– Сколько у тебя будет еще таких Машек, а аттестат один! – вскричала однажды мать в пылу ссоры.
– Да плевать мне на аттестат! А Машка у меня одна, на всю жизнь! Я ее люблю! Ничего ты не понимаешь! – закричал в ответ Ванька и скрылся в своей комнате, хлопнув дверью.
– Дурачок, – прошептала мать, – какой дурачок! Натерпится он еще от женщин.
Учебный год Ванька, не смотря на неземную любовь, все же закончил как обычно – на пятерки. Помогла репутация отличника, да и за ум он взялся: когда страсти поутихли, пришла к нему все же здравая мысль, что Машка одна, но и аттестат тоже один, и он должен был хорошим, ибо из этого городка нужно как-то выбираться.
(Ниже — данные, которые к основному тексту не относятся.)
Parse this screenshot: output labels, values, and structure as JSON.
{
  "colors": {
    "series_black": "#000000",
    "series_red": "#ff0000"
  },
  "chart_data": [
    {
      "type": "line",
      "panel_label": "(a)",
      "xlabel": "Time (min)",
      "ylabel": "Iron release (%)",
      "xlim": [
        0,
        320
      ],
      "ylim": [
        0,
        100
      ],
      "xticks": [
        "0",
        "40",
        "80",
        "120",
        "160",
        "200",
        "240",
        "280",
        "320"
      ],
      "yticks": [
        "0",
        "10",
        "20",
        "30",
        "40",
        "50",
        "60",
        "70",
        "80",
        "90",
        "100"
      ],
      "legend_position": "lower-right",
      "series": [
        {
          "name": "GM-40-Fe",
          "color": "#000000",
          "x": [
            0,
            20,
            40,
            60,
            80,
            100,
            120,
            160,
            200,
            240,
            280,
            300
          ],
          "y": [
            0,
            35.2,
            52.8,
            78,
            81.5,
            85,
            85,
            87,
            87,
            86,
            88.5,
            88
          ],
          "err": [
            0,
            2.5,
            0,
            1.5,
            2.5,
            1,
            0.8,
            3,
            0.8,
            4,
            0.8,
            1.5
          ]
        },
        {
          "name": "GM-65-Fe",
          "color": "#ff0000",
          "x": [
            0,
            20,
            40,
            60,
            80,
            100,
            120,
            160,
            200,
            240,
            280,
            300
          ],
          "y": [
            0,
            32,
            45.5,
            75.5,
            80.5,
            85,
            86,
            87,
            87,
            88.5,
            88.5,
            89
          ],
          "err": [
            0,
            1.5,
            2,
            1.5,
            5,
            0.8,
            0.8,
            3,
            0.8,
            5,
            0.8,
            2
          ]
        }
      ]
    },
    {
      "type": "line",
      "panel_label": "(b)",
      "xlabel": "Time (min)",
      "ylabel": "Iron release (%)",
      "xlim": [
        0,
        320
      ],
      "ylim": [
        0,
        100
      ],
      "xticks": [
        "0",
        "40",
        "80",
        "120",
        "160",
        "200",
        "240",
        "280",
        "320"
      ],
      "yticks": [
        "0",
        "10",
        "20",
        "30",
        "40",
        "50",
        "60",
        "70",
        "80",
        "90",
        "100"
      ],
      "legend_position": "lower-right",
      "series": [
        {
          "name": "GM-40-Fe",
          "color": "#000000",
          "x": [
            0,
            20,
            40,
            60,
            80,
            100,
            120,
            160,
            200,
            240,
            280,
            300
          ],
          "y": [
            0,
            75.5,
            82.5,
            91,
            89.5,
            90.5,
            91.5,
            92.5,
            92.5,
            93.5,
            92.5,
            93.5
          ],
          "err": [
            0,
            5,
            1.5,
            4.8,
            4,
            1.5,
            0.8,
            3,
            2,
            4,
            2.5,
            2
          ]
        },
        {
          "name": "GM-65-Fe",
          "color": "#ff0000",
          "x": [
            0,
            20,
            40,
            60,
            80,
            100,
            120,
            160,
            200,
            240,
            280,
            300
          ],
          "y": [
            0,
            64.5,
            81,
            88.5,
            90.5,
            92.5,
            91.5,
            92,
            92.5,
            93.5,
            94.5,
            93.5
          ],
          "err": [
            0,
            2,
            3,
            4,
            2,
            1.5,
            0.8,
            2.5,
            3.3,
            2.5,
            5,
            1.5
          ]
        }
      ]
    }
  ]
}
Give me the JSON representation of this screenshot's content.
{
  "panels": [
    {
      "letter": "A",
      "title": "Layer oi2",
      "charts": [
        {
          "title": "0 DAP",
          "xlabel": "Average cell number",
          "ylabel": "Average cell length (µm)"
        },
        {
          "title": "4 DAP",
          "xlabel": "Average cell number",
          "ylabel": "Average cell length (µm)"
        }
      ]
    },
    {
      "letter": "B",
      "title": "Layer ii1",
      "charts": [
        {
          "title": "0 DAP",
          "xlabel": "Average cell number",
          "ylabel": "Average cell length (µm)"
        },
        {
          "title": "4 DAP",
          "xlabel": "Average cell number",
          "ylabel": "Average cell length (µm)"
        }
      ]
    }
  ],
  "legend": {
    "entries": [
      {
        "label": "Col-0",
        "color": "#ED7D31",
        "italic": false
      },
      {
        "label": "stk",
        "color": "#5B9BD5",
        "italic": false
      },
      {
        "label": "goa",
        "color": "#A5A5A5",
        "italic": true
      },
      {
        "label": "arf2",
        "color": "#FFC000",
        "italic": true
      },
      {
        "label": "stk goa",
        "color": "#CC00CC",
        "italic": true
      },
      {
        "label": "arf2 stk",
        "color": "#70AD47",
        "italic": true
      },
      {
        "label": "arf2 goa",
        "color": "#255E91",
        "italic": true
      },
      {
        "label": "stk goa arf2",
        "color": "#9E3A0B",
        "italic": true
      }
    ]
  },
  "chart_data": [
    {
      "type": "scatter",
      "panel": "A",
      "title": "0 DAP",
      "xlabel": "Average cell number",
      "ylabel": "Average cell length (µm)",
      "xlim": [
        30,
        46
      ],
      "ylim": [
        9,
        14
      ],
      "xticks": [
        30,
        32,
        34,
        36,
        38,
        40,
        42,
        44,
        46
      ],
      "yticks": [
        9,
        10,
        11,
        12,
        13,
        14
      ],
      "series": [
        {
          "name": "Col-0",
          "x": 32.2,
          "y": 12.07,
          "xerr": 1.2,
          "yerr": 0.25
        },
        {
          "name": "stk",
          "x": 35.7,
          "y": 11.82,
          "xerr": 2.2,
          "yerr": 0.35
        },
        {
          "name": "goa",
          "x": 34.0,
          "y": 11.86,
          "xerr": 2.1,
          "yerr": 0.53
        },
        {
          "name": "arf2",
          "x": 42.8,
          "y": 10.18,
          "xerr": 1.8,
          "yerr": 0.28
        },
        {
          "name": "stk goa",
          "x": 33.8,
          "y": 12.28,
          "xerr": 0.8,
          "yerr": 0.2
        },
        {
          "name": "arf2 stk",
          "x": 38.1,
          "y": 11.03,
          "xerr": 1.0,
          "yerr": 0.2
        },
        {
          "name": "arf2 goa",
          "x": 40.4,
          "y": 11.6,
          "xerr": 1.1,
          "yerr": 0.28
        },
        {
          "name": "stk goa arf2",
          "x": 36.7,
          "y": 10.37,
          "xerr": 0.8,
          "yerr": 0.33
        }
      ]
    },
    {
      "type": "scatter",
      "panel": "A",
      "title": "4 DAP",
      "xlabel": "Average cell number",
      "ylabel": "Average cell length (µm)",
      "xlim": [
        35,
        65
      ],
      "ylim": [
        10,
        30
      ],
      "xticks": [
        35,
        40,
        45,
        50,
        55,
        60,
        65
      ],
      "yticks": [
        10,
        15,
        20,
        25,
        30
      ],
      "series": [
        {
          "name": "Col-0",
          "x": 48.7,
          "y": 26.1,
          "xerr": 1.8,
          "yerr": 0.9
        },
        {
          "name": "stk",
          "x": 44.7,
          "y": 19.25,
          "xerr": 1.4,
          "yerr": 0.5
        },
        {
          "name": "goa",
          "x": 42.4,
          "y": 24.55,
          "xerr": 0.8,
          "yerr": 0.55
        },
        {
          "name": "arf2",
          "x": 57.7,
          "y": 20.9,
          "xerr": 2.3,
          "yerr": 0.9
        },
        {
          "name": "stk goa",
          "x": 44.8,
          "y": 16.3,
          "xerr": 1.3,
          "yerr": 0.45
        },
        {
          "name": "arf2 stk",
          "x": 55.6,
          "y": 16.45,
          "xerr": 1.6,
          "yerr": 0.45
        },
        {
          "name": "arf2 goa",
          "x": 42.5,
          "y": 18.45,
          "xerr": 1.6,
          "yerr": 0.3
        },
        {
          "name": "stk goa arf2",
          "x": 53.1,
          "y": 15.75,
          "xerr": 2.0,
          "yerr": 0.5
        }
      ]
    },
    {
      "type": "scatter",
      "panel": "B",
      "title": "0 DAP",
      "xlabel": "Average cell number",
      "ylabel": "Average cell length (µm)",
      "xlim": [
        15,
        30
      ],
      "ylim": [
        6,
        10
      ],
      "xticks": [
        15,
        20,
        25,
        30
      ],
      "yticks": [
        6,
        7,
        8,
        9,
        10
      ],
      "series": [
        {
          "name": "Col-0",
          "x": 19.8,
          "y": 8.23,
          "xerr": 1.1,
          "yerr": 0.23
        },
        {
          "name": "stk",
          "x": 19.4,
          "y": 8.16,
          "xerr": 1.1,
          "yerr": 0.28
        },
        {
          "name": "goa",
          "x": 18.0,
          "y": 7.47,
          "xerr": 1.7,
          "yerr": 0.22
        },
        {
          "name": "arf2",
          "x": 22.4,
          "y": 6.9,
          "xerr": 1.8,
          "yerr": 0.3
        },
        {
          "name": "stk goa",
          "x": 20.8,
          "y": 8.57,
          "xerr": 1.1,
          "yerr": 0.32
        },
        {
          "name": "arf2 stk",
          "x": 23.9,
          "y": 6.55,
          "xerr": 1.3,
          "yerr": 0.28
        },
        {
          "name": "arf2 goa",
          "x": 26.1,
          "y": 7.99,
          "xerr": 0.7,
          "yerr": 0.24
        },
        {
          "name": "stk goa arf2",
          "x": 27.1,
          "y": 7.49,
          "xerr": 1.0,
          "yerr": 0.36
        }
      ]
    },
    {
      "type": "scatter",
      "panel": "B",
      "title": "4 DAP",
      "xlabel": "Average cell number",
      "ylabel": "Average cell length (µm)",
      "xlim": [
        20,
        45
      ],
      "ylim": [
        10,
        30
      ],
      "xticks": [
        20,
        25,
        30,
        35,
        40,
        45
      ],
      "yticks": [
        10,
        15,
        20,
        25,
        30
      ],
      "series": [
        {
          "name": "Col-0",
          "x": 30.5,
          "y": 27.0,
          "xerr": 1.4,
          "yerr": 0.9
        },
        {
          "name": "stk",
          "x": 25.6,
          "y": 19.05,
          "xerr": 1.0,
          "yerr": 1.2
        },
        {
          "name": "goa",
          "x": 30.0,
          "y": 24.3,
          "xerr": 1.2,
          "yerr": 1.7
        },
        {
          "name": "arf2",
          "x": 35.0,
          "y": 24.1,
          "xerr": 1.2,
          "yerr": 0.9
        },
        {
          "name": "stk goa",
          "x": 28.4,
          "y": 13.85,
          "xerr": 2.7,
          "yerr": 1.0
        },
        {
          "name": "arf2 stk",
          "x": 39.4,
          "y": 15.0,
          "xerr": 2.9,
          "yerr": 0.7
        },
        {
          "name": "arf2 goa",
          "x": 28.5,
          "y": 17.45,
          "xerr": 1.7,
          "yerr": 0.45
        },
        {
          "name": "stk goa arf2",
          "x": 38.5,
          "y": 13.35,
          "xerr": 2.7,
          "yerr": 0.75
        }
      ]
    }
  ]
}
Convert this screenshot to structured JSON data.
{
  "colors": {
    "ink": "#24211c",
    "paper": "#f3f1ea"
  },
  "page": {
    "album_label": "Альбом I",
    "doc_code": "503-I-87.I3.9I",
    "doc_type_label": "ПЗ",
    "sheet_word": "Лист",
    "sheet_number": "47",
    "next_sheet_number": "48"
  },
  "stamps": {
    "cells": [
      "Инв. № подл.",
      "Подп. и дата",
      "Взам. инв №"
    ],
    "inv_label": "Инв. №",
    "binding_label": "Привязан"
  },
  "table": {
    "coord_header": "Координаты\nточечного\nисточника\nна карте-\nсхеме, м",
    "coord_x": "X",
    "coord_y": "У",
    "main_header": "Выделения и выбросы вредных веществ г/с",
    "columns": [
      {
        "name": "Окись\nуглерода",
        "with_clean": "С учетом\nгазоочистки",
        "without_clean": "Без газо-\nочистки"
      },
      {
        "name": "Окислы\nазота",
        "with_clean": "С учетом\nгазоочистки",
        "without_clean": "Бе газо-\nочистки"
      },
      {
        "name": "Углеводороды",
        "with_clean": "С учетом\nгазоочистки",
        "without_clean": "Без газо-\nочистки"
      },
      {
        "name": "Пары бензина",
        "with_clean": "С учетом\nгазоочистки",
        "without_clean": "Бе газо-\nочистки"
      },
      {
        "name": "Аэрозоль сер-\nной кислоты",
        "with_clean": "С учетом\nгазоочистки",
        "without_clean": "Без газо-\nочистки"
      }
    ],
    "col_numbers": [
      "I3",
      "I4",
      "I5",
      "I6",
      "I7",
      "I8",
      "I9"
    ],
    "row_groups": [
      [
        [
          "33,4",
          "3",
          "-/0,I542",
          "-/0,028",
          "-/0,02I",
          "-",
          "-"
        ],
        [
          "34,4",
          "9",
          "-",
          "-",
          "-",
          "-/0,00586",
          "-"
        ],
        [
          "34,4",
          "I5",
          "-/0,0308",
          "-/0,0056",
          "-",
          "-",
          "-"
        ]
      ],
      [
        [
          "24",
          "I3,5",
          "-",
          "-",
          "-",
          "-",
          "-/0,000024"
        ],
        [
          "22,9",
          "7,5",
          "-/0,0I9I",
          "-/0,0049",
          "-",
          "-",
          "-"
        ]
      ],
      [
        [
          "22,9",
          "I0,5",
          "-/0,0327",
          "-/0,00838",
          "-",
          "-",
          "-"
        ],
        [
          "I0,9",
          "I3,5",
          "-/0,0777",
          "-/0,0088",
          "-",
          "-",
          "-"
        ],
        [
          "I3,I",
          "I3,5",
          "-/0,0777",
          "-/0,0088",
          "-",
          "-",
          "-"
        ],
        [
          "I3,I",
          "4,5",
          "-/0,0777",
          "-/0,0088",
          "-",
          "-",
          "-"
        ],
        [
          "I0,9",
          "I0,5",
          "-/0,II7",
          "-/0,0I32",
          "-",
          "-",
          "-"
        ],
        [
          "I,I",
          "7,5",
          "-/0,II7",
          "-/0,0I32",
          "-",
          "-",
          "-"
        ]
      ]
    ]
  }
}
На выпускном вечере в художественной школе Иван и Мария получили от наставников напутствия и предложение продолжить индивидуальное обучение с тем, чтобы впоследствии поступить в художественное училище. Ваня и Маша согласились.
Начались летние каникулы. Ваня очень любил свой маленький городок летом. Он вдруг становился красивым и уютным. Зеленый цвет был ему к лицу. Ванька с Машкой пропадали на пляже – погода стояла жаркая. Машка в красном купальнике лежала на стареньком покрывале. Ванька валялся рядом и непрестанно гладил ее спину, ноги. Он не мог от нее оторваться. Он ею любовался. Когда он впервые увидел ее без одежды, в одном купальнике, который мало что скрывал: эти длинные худые ноги, хрупкие ключицы, тонкую талию, косточки, выпирающие над плавками, торчащие груди, он чуть не задохнулся. Ванька млел от ее красоты. Ему хотелось ласкать ее всю-всю, самые ее сокровенные места, но не решался. Когда она бежала к реке по белому песочку, Ванька от этого зрелища с ума сходил и резво кидался в воду – охлаждать пыл. Как же он был счастлив! А по вечерам они ходили в городской сад, которому было уже лет сто или больше, на танцы. Ванька ждал медленных танцев, чтобы иметь возможность на вполне законных основаниях прижаться к любимой девушке. А потом он шел ее провожать, держал за талию и мог сколько угодно целовать ее в темноте. В такие мгновения ему даже нравилось, что в их городке так мало фонарей.
В начале июля Машка уехала отдыхать в пионерский лагерь, а Ванька остался. Места себе не находил. Принимался читать – бросал, не мог сосредоточиться на тексте. Хватал блокнот и бежал рисовать церквушки – ничего не получалось, линии были нервные, грубые, злые. Тогда он садился на старенький велосипед и мчался сначала по разбитой дороге, потом через деревянный низкий мост над стремительной рекой, потом через лес и тусклые, приземистые деревушки к своей любимой – в пионерский лагерь. Стоял под воротами со своим велосипедом, томился, секунды казались вечностью – дежурные слишком долго искали Машку. Она выходила, загорелая, в пестром ситцевом платьице, прекрасная, с развевающимися, спутанными после купания волосами. Ваньке казалось, что над лесом разносится стук его сердца. Машка радовалась, бросалась ему на шею, они удалялись за сосенки и там неистово целовались, до боли в губах. На исходе второй недели Машкиного пребывания в лагере она вдруг стала холодна. Когда Ванька попытался поцеловать ее, она отстранилась, сказала, что сегодня не в настроении заниматься этими глупостями. Ванька уехал удрученный, терзаемый смутными догадками и подозрениями. На следующий день Машка все же подставила свои губы для поцелуя, но была безучастна и стремилась поскорее высвободиться из Ванькиных объятий. А за день до окончания лагерной смены сказала, не глядя Ваньке в глаза, что между ними все кончено, потому что она полюбила другого. Он потом стоял на мосту со своим велосипедом, смотрел на желтоватые, мутные, быстрые воды реки и хотел утопиться. Вместе с велосипедом. Чтоб и следа от него в этом мире не осталось. Не прыгнул он только потому, что точно знал, что в этом месте глубина по пояс. Так просто не утонешь. Речка эта была коварная, с омутами и корягами. Каждое лето она отнимала жизни у нескольких обитателей города, но вот для самоубийств она, пожалуй, не годилась. Ваньке вдруг вспомнились слова матери: «Да сколько у тебя еще будет таких Машек!». «Может, она и права?», – подумал Ванька, сел на свой велосипед и укатывал свою ярость по низкорослым улочкам до тех пор, пока не стемнело.